Electric BMWs are currently designated with an ‘i’ followed by a number that indicates the class in which the car operates. Or rather: a figure that indicates on which fuel BMW the EV in question is based. This is the case, for example, with the i4 (4 series) and i7 (7 series). SUVs get an X between the i and the number, such as the iX3 (electric X3). The engine version is indicated by the addition of ‘eDrive’, immediately followed by a figure that more or less corresponds to the figure that a comparable fuel BMW would get. For example, the i4 is available as eDrive35 and eDrive40. With four-wheel drive it is even different: ‘eDrive30’ then becomes ‘xDrive30’.
That sounds cumbersome and in practice it is, especially because of the addition ‘eDrive’. This in fact creates a duplication, because the ‘i’ in the type name of these cars also makes it clear that it concerns an EV. New BMW type names have surfaced in the database of the German patent office DPMA, which should put an end to this ‘problem’. The names, dug up by BMWblog.com, in fact combine classic BMW type designations with the new i-line. So three digits together. An electric 3-series can then be called i320, i330 or i340 depending on the power. So it will probably apply to all models in the future, from the i120 to the i760 and everything in between. Electric SUVs will again receive an i and an X, but as an iX130 or iX340.

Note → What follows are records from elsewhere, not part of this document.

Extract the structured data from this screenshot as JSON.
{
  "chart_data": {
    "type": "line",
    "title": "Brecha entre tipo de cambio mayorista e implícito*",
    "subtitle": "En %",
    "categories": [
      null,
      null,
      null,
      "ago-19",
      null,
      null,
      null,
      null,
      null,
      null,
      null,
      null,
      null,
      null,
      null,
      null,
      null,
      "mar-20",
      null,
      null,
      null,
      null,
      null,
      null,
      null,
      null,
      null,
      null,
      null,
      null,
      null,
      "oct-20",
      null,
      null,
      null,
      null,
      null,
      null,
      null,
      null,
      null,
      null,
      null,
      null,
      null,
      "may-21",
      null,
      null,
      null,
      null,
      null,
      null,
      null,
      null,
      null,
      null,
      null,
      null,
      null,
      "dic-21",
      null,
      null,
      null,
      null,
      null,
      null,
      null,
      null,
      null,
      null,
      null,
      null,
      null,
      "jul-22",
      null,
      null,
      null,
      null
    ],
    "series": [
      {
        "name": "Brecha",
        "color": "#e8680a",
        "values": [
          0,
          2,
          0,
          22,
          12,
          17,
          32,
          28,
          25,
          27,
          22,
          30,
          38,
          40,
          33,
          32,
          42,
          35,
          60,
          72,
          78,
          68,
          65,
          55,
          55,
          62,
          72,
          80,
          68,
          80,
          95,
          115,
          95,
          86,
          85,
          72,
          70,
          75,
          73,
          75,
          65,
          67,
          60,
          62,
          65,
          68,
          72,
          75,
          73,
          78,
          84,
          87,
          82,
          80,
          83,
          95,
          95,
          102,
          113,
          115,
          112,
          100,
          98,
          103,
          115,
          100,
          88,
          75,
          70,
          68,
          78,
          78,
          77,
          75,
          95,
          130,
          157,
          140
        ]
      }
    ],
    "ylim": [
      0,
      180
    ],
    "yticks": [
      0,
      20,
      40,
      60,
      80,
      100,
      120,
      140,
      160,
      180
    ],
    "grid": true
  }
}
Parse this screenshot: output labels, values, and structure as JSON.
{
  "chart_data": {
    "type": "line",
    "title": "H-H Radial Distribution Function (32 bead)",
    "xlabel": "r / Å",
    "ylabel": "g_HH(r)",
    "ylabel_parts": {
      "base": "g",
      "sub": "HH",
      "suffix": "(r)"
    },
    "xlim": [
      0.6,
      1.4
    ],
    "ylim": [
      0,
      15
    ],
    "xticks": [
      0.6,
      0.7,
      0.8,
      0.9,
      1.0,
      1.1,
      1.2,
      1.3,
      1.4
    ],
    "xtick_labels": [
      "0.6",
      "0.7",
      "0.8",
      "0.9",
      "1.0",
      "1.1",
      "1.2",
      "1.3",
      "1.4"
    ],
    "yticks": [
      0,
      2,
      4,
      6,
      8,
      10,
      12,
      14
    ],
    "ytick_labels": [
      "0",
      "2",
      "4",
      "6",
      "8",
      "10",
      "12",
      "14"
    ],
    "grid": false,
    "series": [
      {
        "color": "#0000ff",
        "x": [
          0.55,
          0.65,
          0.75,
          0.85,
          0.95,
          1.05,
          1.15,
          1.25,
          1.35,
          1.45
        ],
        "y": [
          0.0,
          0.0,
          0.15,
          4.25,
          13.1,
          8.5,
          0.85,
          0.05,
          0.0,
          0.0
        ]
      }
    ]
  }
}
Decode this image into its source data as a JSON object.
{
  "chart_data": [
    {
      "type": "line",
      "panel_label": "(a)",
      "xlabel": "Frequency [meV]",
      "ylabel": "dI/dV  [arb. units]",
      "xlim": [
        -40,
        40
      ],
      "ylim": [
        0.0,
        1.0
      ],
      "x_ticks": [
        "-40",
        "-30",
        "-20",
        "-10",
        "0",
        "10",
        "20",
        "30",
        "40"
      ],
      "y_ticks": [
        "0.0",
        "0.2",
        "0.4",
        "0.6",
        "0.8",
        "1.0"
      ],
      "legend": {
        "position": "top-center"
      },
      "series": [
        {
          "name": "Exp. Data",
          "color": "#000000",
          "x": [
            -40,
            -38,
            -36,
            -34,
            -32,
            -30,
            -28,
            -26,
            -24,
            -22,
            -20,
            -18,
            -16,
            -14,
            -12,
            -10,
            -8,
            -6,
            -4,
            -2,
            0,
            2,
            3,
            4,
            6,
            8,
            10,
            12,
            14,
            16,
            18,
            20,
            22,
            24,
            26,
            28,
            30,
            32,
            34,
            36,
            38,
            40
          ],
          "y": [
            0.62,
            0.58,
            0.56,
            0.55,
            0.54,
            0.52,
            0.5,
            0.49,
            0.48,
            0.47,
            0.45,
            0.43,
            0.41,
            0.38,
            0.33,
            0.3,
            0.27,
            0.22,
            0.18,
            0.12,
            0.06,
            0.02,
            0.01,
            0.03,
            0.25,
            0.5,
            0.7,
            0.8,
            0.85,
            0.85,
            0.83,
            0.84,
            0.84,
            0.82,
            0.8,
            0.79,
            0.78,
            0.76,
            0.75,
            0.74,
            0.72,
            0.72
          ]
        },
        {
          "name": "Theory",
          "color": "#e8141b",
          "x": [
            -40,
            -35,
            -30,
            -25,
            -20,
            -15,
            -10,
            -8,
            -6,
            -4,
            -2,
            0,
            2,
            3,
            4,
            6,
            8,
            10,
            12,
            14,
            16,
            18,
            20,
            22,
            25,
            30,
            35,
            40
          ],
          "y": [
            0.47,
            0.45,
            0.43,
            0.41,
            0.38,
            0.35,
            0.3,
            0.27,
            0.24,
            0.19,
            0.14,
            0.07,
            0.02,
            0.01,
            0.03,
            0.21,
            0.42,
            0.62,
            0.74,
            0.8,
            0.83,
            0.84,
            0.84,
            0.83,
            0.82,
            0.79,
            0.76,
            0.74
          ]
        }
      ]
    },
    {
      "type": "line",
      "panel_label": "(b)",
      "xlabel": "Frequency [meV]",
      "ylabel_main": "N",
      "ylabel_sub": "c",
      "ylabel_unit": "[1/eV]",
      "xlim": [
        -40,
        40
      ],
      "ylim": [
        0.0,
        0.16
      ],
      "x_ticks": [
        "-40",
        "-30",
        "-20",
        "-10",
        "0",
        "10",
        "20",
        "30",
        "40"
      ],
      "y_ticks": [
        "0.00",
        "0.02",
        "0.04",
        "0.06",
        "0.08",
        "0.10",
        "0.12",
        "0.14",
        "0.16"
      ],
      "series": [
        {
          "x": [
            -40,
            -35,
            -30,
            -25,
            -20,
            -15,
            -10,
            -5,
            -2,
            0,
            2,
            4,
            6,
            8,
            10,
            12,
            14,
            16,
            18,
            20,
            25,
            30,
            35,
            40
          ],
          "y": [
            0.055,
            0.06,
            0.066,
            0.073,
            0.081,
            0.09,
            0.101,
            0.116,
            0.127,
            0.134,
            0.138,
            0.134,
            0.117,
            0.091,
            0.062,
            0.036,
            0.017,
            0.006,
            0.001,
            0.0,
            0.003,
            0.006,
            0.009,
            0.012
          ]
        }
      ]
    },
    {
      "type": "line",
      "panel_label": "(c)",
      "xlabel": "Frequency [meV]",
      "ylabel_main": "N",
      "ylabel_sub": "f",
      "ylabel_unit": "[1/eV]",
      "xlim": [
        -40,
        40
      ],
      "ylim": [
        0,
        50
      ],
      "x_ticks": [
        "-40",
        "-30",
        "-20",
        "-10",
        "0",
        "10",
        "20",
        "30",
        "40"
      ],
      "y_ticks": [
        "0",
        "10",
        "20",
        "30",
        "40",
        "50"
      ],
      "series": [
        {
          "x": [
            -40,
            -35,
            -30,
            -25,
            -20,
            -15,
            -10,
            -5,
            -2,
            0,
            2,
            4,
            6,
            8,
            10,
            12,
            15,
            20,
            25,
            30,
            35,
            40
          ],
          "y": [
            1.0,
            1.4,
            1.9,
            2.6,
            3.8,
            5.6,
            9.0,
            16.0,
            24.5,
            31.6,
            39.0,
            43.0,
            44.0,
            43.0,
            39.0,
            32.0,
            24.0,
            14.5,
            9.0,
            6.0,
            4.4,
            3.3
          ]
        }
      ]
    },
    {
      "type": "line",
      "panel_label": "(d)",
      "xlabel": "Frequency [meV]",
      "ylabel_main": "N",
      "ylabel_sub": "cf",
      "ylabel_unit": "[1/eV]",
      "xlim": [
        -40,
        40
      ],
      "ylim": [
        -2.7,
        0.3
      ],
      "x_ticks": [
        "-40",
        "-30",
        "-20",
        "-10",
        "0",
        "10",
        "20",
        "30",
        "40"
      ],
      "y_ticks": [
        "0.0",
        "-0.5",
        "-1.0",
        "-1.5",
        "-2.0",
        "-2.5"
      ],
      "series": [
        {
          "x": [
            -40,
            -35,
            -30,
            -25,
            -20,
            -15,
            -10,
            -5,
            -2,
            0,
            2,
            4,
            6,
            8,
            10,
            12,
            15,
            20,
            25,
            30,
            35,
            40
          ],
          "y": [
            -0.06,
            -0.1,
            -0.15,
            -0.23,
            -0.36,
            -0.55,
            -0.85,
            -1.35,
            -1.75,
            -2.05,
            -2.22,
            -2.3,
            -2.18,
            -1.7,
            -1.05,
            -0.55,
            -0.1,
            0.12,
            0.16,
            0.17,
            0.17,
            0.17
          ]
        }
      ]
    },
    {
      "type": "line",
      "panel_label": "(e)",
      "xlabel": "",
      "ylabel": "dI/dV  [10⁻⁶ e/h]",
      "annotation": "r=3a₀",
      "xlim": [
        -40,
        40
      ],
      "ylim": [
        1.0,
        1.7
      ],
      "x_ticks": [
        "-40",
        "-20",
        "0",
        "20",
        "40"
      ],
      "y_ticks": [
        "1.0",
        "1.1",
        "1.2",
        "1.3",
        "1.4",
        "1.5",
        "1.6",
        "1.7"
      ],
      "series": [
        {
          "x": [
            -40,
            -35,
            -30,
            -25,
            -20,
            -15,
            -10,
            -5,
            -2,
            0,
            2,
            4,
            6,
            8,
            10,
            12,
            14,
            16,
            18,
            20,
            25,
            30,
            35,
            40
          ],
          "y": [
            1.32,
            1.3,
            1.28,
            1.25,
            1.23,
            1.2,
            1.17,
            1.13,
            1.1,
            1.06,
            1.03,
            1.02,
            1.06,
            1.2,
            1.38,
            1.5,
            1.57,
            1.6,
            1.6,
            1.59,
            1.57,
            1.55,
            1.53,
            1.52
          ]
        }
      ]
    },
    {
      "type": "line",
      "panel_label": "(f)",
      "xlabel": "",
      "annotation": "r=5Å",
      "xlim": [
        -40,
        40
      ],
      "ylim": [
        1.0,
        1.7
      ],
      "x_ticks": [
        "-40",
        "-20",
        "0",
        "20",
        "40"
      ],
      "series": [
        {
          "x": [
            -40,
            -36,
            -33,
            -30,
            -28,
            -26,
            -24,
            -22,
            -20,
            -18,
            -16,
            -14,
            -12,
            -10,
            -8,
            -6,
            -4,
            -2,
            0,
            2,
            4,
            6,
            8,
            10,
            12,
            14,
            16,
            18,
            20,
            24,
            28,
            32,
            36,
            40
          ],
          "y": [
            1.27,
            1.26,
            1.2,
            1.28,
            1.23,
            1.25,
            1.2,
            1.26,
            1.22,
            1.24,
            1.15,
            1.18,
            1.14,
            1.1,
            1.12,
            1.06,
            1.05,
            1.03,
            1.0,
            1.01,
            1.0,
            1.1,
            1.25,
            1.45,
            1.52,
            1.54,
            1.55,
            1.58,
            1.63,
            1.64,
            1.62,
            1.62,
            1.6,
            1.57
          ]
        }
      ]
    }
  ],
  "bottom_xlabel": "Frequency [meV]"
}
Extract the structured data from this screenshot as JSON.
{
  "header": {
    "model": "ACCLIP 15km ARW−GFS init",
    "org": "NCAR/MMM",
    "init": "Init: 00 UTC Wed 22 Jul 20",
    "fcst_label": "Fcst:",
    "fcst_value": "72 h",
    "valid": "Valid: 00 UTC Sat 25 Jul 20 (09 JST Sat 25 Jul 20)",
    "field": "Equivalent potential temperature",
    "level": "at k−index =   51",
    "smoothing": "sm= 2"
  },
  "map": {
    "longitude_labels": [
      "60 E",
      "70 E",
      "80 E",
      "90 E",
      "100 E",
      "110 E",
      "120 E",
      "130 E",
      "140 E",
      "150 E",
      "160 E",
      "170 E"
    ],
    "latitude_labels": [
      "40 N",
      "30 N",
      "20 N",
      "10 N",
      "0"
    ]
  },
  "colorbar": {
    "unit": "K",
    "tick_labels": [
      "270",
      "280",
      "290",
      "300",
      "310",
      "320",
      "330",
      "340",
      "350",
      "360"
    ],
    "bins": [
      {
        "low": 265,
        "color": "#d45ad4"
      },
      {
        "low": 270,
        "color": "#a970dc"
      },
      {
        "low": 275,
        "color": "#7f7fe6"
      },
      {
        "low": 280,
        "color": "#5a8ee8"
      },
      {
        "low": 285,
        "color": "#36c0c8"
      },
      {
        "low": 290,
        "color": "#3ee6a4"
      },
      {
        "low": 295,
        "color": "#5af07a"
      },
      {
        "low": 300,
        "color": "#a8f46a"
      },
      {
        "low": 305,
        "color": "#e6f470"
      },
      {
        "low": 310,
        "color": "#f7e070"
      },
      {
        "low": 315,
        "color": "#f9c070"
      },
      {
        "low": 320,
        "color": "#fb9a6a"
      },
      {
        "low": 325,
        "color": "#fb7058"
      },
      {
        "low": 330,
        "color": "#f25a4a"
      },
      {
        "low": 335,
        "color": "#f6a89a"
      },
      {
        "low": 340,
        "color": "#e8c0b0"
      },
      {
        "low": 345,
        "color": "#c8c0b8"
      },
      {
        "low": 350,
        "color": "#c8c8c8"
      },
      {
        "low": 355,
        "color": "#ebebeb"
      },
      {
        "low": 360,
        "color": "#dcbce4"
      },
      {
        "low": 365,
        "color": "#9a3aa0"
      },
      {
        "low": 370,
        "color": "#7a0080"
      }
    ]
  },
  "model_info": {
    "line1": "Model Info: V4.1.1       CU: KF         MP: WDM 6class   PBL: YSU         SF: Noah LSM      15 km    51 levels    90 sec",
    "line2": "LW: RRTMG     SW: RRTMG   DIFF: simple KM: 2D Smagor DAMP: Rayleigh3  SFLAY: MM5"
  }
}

Certain non-electric BMWs also seem to be getting new type designations, especially SUVs and M models. Based on the patent application, an X5 xDrive40i will be the ‘X540’, an X6 with the same engine the X640. It is striking that a number of models that still fall under the M-sport label are indicated without ‘M’ in the list of new names. For example, we find an i450 (now i4 M50) and an X660 (X6 M60i). On the other hand, there is again an ‘M350’, which sounds like an upgraded sub-3 series in the spirit of the current M340i. The exact interpretation remains to be seen, but in broad terms, BMW’s new nomenclature seems clear.
Incidentally, BMW is certainly not the only brand that is firmly playing around with the names of its (electric) cars. For example, Mercedes seems to want to get rid of its electric EQ label, while Audi has just come up with a new way to distinguish electric models from non-electric models.